Helped in no uncertain terms by Cameron Monaghan’s Joker we see a fulfilment of characterisation which neither disappoints nor diminishes the myth. Cold bloodedly calculating this belongs to Monaghan and Mazouz in equal measure. Trials of character which get beneath the surface of psyche is rarely depicted on-screen, but ‘One Bad Day’ is a pay off like no other. Going darker than even Nolan’s trilogy dared to delve, Gotham lights the blue touch-paper beneath that singular story thread and steps back.
Using video projection and an oppressive concrete setting Bruce Wayne is put through the ringer, undermined and left to rot. Redemption is fleeting as his sartorial adversary makes sure those scars run suitably deep and change him forever. With the arrival of one iconic character, a grand standing performance and scenery chewing understatement others suddenly diminish in importance.
Everyone from al Ghul to Jim Gordon are demoted in the presence of Monaghan. Relationship arcs between mainstay cast members pale in comparison to our zoot suited Crown Prince of Crime. However the difference between them and this Joker is that we have something fresh. He represents no archetype, no stereotype and certainly fails to conform to predisposed ideas of character. Theatrical, calculating, supremely confident yet psychologically off the chain, this man operates within an emotional vacuum.

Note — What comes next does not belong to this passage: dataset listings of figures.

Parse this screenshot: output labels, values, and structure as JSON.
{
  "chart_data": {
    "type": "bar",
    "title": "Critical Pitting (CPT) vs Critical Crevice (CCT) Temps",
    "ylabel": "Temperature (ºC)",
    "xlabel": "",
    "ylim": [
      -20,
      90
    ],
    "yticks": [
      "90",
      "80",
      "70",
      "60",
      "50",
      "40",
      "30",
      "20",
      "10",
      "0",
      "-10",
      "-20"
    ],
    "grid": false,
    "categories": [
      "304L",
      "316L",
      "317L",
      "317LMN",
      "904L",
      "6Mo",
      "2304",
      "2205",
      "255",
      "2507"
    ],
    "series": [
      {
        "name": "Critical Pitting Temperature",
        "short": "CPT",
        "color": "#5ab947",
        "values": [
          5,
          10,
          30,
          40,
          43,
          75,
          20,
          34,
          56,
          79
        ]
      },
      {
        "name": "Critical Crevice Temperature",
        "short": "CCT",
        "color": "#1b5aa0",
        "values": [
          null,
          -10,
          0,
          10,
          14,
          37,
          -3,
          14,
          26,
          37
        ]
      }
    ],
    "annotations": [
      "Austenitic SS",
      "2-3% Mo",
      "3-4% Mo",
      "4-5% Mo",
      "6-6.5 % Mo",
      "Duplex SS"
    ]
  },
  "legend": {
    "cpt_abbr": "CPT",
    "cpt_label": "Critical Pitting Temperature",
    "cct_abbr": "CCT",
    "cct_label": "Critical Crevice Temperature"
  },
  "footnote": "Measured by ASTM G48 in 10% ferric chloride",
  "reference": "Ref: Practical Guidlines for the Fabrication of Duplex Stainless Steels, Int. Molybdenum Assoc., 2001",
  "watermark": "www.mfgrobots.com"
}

That virtually everyone else feels like padding between the scenes is a mark of his impact and justification of the need for another season. As for the how of Gotham getting greenlit this reviewer suggests you look to Lethal Weapon. From that simple action the ridiculous nature of television scheduling should become clear if not crystal. If only the value you placed on art were not measureable in terms of revenue this world would be a better place.